His government seems incapable of checking corruption and Maoist violence
Maoists kill 40 more people, including security officials, at the same place — Dantewada, in Chattisgarh — where some Gandhians had marched for peace earlier in the week. The transfer of essential supplies to the northeastern state of Manipur continues to be blocked by the Nagas. Food prices have increased by 20 per cent in six months. Teachers assault a vice-chancellor. Two passengers are killed in a melee that the railway officials caused by changing the platforms of two trains just before their departure. A cleric with a beard is detained by police for one day on the complaint of a lady passenger, who suspected him of being a terrorist.
All of these things have happened one after another in a couple of days, giving the impression that the Manmohan Singh government, completing its sixth year of rule this month, is not able to fix the country's problems. No doubt, some of them are trivial, but they underline the fact that there is no accountability. More than that, what they emphasise is the listlessness that has crept into governance. It is not so much the systematic failure but the government's inability to deal with even minor hiccups that grates.
The obvious explanation is that the prime minister, who has been described as an economic ‘guru' by US President Barrack Obama, is out of his depth when dealing with even mundane affairs. His focus on maintaining nine per cent growth has pushed everything else into the background.
Yet his main failure seems to be his inability to tackle the biggest challenge: corruption. It has infected society, pervading every field. Understandably, the prime minister has to take into account political compulsions. He has to overlook the malpractices or sheer dishonesty of coalition partners to stay in power. But did the Congress party have to go to the extent of foregoing prosecution in cut-and-dried cases? Uttar Pradesh Chief Minister Mayawati, who has 21 members in the Lok Sabha, has been let off the hook in the disproportionate assets case.
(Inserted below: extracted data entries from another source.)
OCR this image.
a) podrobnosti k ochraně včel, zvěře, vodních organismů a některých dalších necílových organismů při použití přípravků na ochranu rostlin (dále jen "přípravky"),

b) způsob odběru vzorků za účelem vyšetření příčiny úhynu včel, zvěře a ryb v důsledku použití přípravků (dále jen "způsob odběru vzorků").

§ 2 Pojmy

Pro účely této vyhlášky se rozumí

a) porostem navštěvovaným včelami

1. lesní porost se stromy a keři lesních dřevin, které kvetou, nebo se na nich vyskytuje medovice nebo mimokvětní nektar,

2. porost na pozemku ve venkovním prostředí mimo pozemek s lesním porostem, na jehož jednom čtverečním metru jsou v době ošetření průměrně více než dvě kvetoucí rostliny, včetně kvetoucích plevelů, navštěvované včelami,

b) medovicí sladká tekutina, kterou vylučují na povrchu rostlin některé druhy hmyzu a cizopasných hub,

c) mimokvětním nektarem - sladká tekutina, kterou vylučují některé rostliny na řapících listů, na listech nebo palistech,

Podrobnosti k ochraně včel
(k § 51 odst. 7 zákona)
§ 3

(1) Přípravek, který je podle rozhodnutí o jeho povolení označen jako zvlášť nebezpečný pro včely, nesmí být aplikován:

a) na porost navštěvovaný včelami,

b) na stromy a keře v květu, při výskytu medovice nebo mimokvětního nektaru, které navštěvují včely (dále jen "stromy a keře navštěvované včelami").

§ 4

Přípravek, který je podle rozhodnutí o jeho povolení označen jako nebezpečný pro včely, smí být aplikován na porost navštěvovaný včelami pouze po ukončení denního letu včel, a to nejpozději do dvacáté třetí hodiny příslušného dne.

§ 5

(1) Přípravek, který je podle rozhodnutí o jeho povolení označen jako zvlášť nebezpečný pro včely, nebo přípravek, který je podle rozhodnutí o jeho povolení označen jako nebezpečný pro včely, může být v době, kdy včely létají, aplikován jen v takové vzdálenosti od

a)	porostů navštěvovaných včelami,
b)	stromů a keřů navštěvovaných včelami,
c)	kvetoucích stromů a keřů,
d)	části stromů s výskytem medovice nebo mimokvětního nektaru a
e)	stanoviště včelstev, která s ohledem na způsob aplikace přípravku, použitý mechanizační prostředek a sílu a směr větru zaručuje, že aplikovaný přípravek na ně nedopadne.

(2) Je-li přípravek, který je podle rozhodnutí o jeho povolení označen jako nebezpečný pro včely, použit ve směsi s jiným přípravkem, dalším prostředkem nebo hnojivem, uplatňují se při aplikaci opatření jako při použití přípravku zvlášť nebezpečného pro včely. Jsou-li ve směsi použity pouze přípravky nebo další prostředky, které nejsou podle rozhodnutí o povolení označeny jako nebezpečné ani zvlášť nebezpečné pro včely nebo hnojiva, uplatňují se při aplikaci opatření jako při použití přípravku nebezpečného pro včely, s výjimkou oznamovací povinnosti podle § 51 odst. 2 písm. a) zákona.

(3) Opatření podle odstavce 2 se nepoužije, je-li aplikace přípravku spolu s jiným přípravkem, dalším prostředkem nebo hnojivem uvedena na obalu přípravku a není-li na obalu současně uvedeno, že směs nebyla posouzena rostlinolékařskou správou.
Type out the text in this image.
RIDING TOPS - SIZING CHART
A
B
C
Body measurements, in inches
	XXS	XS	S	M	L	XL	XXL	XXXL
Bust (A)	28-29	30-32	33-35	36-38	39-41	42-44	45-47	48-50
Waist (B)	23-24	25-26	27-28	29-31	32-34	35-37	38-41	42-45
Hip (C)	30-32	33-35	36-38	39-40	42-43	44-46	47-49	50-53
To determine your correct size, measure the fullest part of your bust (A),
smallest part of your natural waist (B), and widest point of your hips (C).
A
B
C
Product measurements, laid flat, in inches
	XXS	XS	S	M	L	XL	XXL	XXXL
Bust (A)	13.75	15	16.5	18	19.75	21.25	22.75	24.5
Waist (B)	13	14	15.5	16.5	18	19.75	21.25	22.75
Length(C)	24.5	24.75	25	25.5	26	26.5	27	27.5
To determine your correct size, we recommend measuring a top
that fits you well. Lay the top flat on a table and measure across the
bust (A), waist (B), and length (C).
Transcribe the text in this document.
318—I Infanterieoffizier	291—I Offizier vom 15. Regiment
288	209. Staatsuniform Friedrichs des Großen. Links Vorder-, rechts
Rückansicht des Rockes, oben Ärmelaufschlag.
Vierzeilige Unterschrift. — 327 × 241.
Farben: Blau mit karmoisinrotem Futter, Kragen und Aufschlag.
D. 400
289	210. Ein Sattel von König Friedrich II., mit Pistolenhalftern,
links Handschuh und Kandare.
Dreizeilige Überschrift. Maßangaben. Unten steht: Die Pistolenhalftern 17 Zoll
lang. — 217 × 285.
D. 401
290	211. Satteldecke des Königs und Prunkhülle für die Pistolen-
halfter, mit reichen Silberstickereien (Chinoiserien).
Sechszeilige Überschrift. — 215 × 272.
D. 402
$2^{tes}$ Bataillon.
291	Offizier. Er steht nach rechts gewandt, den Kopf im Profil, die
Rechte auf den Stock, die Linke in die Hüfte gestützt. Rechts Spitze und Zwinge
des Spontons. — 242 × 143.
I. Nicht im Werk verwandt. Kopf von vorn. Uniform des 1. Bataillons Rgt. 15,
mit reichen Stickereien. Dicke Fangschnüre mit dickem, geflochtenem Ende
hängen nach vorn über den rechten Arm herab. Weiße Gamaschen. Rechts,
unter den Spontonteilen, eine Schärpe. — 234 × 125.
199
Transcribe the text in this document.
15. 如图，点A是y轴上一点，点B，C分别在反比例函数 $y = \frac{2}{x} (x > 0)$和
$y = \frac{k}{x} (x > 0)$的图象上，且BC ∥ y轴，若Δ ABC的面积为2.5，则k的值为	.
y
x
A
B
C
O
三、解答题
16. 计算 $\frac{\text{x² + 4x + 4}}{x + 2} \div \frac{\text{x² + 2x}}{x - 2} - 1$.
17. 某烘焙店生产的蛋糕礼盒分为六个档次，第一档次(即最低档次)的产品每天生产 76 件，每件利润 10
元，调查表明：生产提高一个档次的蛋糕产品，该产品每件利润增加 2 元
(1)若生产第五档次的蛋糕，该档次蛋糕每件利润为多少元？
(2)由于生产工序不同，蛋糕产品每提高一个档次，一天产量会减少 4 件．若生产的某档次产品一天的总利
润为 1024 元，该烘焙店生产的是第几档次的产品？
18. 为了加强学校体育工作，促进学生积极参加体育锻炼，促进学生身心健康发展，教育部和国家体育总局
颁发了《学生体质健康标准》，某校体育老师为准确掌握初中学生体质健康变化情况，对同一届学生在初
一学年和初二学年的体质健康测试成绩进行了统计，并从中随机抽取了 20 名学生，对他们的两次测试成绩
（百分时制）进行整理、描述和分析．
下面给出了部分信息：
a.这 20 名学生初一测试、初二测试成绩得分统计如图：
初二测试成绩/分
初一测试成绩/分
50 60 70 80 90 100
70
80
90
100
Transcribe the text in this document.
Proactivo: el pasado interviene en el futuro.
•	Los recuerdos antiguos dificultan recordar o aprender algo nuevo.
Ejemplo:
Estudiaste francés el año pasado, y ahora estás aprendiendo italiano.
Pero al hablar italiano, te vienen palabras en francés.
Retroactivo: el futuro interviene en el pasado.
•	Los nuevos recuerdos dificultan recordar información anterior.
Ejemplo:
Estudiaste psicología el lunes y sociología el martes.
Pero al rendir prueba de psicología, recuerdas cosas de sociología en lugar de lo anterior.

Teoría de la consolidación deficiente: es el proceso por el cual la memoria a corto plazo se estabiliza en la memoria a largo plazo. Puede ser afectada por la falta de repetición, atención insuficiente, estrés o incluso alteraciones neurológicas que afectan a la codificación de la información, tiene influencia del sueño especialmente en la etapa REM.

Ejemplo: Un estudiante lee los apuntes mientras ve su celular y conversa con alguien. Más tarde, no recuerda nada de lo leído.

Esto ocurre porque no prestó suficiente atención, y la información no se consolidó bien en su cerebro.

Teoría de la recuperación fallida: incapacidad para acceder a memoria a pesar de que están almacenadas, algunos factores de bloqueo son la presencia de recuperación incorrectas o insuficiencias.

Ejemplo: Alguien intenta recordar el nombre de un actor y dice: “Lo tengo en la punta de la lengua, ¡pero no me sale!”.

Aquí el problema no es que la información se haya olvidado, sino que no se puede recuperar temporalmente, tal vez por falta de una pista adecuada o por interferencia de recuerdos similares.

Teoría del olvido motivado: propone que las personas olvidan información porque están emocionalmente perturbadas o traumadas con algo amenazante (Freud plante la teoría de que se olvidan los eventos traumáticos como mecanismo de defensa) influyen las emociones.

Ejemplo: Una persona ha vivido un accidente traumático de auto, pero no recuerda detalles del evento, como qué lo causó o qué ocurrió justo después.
Telecommunications Minister A. Raja of the Dravida Munnetra Kazhagam, which commands 18 seats in the Lok Sabha, has cost the exchequer Rs40 billion (Dh3.1 billion) in the 2G bandwidth allocation scandal.
Consequences
I am not making a moral argument. I am drawing attention to the consequences. Corruption is beginning to be accepted as a normal way of life in India, yet I do not recall the prime minister making any recent statement against it.
Had Singh pursued the proposal to appoint a Lok Pal (ombudsman) with the power to look into corruption in high places, he would have been seen as at least creating an investigative institution independent of the pressure that the ruling party in a minority has to reckon with. The Lok Pal, whose creation was part of the Congress election plank, would have reviewed the evidence collected by the Central Bureau of Investigation (CBI). Incidentally, it is a pity that the CBI is a government department. This does not evoke confidence in what it does.
The prime minister has rightly identified the Maoists as the greatest threat to the country. Their violent defiance and the killing sprees in which they indulge are adequate proof of their challenge to the state. But this does not mean that the Indian Constitution can be ignored.
The Union Home Ministry's recent threat to punish individuals who are in contact with the Maoists makes political discussion difficult. The People's Union for Civil Liberties has characterised the statement as "a crude and unsuccessful attempt to curb the fundamental right of speech". The government should not equate criticism with criminal acts. In fact, Congress leader Sonia Gandhi has herself criticised the government for not advancing development in Maoist-infested areas. Yet equating Maoist violence with a lack of economic progress is oversimplifying the problem — that they do not believe in the ballot box is the real issue.
In matters that challenge the country's integrity, the government should seek consensus. All political parties should come together to undermine Maoist propaganda. They claim to speak for the rights of the marginalised, including landless peasants, tribal groups and dalits. But the Maoists have been responsible for serious abuses, including the destruction of schools and hospitals, extortion torture, and killing.
In the fight against the Maoists, it is important to have the cooperation of the states. India is best governed locally, not nationally. The states have to participate, though they are dependent on the centre for weapons and training. But Home Minister P. Chidambaram gives the impression that he is the only person standing between chaos and order in the country.
As for the blockade, Manipur needs New Delhi's support because the state has suffered from the excesses that the security forces have committed there. The Nagas' strength is their well-equipped underground force, an equal irritant to the centre.
Democracy survived in India even when the Congress government suspended fundamental rights some 32 years ago. The Maoists or their ilk cannot extinguish the nation's faith in the ballot box. What is needed is the right approach and the political will.
Kuldip Nayar is a former Indian high commissioner to the United Kingdom and a former Rajya Sabha member.